SMR design

So, I actually did a bit of Googling to see the literature for SMR. I wanted to see if I was missing something obvious. Probably I still am 🙂

However, it looks like I might actually have something minutely novel, so I figured I’d write it up a bit here.

As an aside, I’ve also now make the generation-advancing function safely multi-threaded, so callers don’t need to worry about that anymore, and you’ll still get forward progress, etc.

So, SMR design.

It’s epoch based.

There’s a main SMR state, and there’s one state per thread.

A thread registers its state with the main state, which has an atomic add-only list of thread states (which can be in the states active, available, retired, etc – it’s add-only, so callers can try to re-use an available state in the list; each thread state knows its NUMA node number, since we care a lot on the per-thread level about NUMA appropriateness).
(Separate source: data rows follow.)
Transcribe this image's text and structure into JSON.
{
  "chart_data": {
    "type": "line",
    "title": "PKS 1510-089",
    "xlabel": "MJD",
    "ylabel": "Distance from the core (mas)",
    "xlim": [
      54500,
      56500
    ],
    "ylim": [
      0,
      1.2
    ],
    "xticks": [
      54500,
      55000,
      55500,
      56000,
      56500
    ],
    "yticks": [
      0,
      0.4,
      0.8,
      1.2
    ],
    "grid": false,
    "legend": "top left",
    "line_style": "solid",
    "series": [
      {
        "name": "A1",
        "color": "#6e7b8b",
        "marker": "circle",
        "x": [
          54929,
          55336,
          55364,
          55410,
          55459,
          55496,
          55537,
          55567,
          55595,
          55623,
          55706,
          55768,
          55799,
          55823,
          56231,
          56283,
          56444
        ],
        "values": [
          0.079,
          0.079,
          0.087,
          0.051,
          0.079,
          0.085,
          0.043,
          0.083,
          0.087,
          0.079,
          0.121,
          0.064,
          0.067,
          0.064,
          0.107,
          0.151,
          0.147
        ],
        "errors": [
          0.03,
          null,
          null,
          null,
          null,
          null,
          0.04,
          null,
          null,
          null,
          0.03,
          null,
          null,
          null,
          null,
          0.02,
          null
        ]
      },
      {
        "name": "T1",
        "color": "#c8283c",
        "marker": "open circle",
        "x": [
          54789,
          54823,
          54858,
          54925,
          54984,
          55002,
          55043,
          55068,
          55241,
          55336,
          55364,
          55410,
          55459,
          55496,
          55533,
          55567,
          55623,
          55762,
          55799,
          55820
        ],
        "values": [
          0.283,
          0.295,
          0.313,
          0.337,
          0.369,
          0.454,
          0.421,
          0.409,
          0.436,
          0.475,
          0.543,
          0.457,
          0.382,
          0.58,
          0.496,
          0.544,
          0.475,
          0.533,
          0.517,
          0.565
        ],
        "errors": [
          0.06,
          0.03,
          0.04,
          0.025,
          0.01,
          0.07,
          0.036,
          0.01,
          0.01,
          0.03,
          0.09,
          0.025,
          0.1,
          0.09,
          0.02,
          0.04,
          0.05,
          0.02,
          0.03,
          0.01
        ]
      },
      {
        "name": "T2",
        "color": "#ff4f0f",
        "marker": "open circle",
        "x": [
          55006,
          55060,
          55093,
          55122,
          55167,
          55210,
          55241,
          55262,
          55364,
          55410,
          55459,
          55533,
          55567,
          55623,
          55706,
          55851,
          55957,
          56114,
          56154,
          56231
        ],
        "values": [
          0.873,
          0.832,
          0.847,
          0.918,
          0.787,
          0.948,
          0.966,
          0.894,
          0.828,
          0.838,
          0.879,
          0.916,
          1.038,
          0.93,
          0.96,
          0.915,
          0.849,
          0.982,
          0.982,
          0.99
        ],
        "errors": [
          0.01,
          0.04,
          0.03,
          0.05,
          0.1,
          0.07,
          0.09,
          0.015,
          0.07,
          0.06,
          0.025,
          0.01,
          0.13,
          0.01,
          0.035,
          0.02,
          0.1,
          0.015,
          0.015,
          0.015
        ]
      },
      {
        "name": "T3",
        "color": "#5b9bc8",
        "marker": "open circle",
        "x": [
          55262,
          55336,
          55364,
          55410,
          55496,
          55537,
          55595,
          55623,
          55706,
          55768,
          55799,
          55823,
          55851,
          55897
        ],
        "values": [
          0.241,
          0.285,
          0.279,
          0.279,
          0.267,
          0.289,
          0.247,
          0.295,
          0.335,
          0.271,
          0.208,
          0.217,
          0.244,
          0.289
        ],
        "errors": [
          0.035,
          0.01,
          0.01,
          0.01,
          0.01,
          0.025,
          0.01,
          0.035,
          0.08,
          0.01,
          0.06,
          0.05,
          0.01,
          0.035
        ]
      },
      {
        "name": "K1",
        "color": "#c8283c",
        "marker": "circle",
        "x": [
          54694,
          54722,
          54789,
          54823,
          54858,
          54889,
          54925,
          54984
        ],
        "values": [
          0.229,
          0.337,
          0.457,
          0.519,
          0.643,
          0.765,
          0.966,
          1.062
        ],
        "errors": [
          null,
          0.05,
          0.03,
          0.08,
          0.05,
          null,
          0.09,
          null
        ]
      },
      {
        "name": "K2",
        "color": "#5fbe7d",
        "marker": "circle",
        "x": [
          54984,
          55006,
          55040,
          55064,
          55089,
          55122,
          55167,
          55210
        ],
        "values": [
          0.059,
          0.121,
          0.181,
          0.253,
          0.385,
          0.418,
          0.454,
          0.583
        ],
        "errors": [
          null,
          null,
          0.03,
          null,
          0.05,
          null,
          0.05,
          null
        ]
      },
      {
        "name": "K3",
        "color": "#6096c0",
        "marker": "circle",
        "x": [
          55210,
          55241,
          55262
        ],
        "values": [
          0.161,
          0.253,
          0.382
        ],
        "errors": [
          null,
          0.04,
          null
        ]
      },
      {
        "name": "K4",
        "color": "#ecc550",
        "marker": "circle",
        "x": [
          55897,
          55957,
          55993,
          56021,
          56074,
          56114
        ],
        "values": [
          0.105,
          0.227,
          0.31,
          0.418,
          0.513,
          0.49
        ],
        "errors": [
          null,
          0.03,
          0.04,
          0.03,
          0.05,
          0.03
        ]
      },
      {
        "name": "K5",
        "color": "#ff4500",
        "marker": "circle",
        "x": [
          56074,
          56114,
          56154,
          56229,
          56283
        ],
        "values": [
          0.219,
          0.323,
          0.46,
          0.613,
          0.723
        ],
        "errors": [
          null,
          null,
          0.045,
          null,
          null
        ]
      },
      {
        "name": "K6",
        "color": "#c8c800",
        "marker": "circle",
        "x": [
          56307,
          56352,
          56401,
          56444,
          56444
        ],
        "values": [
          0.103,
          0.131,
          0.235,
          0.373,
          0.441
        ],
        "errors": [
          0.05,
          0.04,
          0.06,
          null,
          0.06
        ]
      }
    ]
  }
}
Each thread state has a single state variable, which is used as a bitmask, so we can atomically (single CAS) modify all the state information in one operation.
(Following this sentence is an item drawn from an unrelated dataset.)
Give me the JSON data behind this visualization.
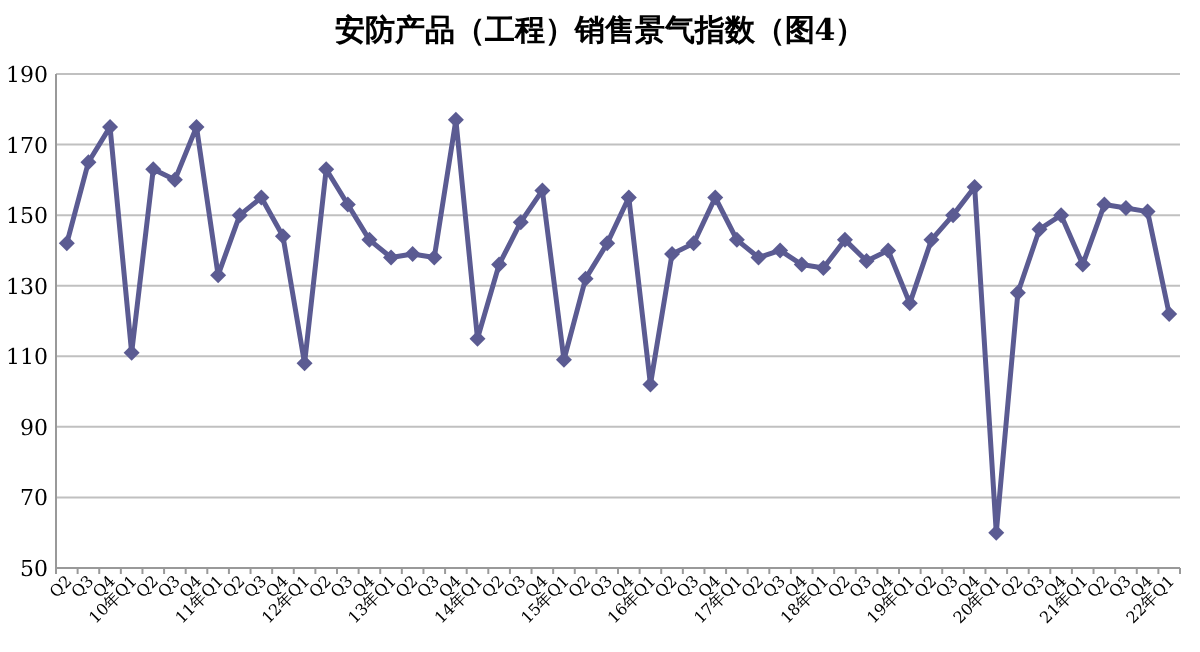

The main state has a generation counter which begins at 0.

So, we begin operations – make a main state, each thread makes a per-thread state and registers with the main state.
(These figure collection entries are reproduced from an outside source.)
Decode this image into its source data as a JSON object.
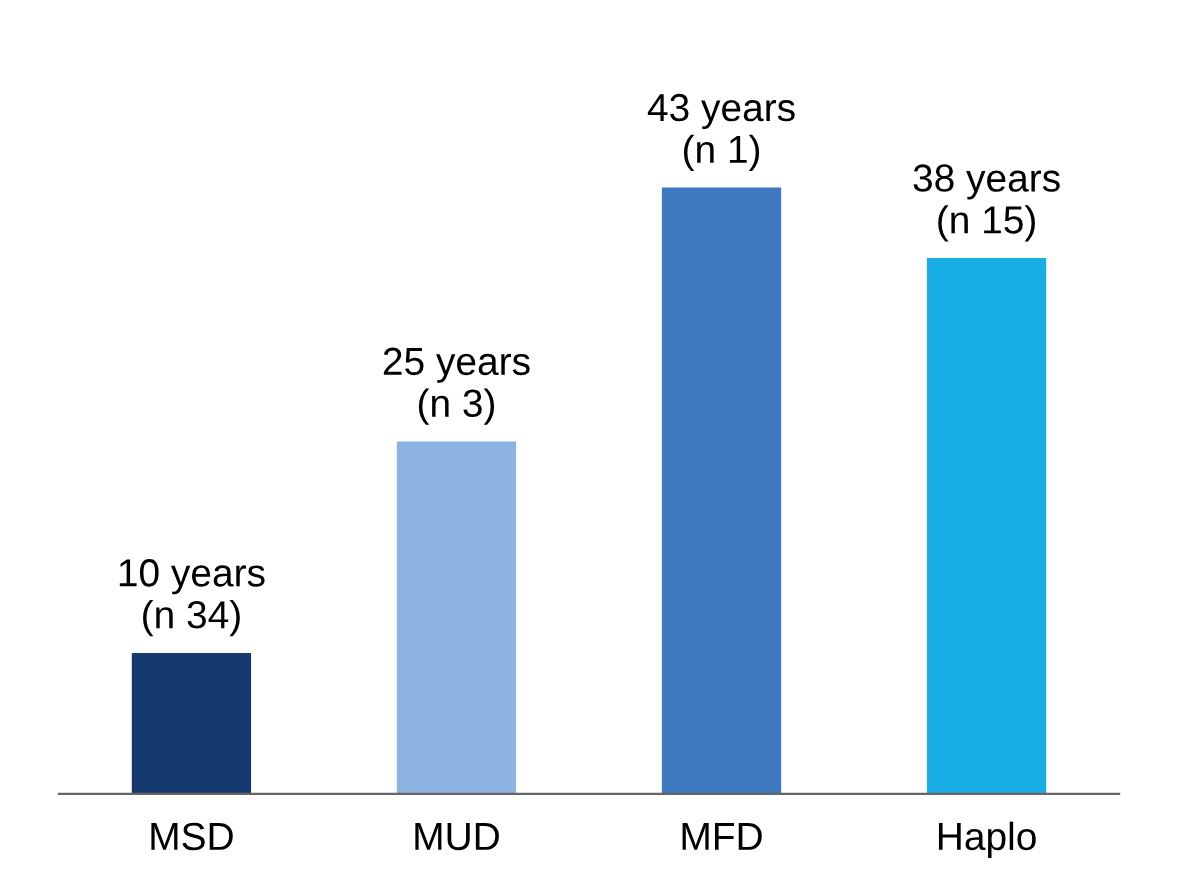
{
  "chart_data": {
    "type": "bar",
    "categories": [
      "MSD",
      "MUD",
      "MFD",
      "Haplo"
    ],
    "values": [
      10,
      25,
      43,
      38
    ],
    "colors": [
      "#173a6e",
      "#8db3e2",
      "#3d78c0",
      "#1aaee6"
    ],
    "value_labels": [
      "10 years\n(n 34)",
      "25 years\n(n 3)",
      "43 years\n(n 1)",
      "38 years\n(n 15)"
    ],
    "grid": false,
    "legend": false
  }
}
All the thread begin idle.

Now a thread comes to perform an operation using lock-free operations; it calls a macro, “BEGIN_LOCK_FREE”, which non-atomically sets a bit in the per-thread state which indicates a read section is in progress, and issues a store barrier.

The thread then finishes the lock-free operations, and so calls a second macro, “END_LOCK_FREE”. This non-atomically clears the “read section in progress” bit, and sets a second bit, “exited read section”.

When a thread has removed an allocation from the (say) lock-free data structure and wants to reuse it, it places the allocation in a single-threaded list which is in the per-thread state, noting the generation count in the main state.

So, now we’re humming along – threads are entering and exiting read sections, threads are submitting elements for reuse.

Now what?

Now we come to the point where the user calls the function to try to advance the generation counter in the main state.

We iterate over the list of thread states in the main state. Now, each thread has two status bits we care about – one is a flag, which is raised when the thread enters a lockfree section and lowered when it leaves, the other is a flag which is raised when a thread exit a lockfree section; the threads themselves never lower this flag – it is lowered, and in every thread state, by this function we’re in now, which is trying to advance the generation counter, if and only if the generation counter is advanced.

What we need, to advance the generation counter, is that every thread has exited a lock-free section (which means all elements queued for reuse are safe) or has been idle (hasn’t entered a lock-free section at all, since the last scan, and so all elements queued for reuse are safe).

So; if we see the exited flag is set, we know a thread has been in and has exited a read section – we’re good.

If we see the active flag is set, and the exited flag is set, we’re still good.

However, if we see the active flag is set, and the exited flag is *not* set, then we’re screwed – we can’t advance the counter.

So, if we can’t advance the counter, we don’t, that’s that. We return.

If we can advance the counter, we do so – but now comes one final vital point.

So – we have threads queuing up elements for reuse. The generation counter begins at 0, so these elements have a generation count of 0. When we check to advance the generation counter, we need to know that every thread has been completely idle, or has exited a read section *after the element was submitted for reuse*. However, when we do get round to scanning the thread states, all we can see is that the exit bit has been set… so we know all the threads HAVE exited a read section, but we don’t know WHEN. It could have been (say) right after only the very first element was submitted – and then it might be one of the threads has been stuck in a long running read section all the time since then – which would mean only the first element was actually safe for reuse.

How do we handle this?

The answer is that when a thread comes to scan its release candidate list, comparing each elements generation counter with the current main state generation counter, elements are only released when the difference is greater than TWO, not ONE.

In other words – having done this first scan (and finding all threads have been idle or have exited), we do advance the generation counter *and we set the exited bit in each thread state to lowered* (this is vital, remember it) – but that does not mean the previous generation (0 in this case) can now be released. It cannot – for we do not know when each thread exited, so we cannot know which elements are safe to release. However, having lowered the exit bit, when we come to scan again, if we see *AGAIN* all threads have been idle or have exited a read section, THEN ALL THREADS MUST HAVE EXITED **AFTER** THE FINAL GENERATION 0 ELEMENT WAS SUBMITTED – which means generaton zero is now safe to release.

So we’re always a generation behind on releasing.

I’m thinking I must have missed an obvious way to simplify this – but I can’t see it. We have to know if a thread had entered a lockfree section (to detect idle threads). We have to know when all the threads have exited (so we can know to advance the generation counter). I mean, basically, the design is that threads indicate they’ve exited a lockfree section, and we notice this only whenever the user calls the generation counter advance function, so we can’t know when they exited, only that they have, so we have to have two rounds of every thread having exited to know the generation before last is clear and safe to release.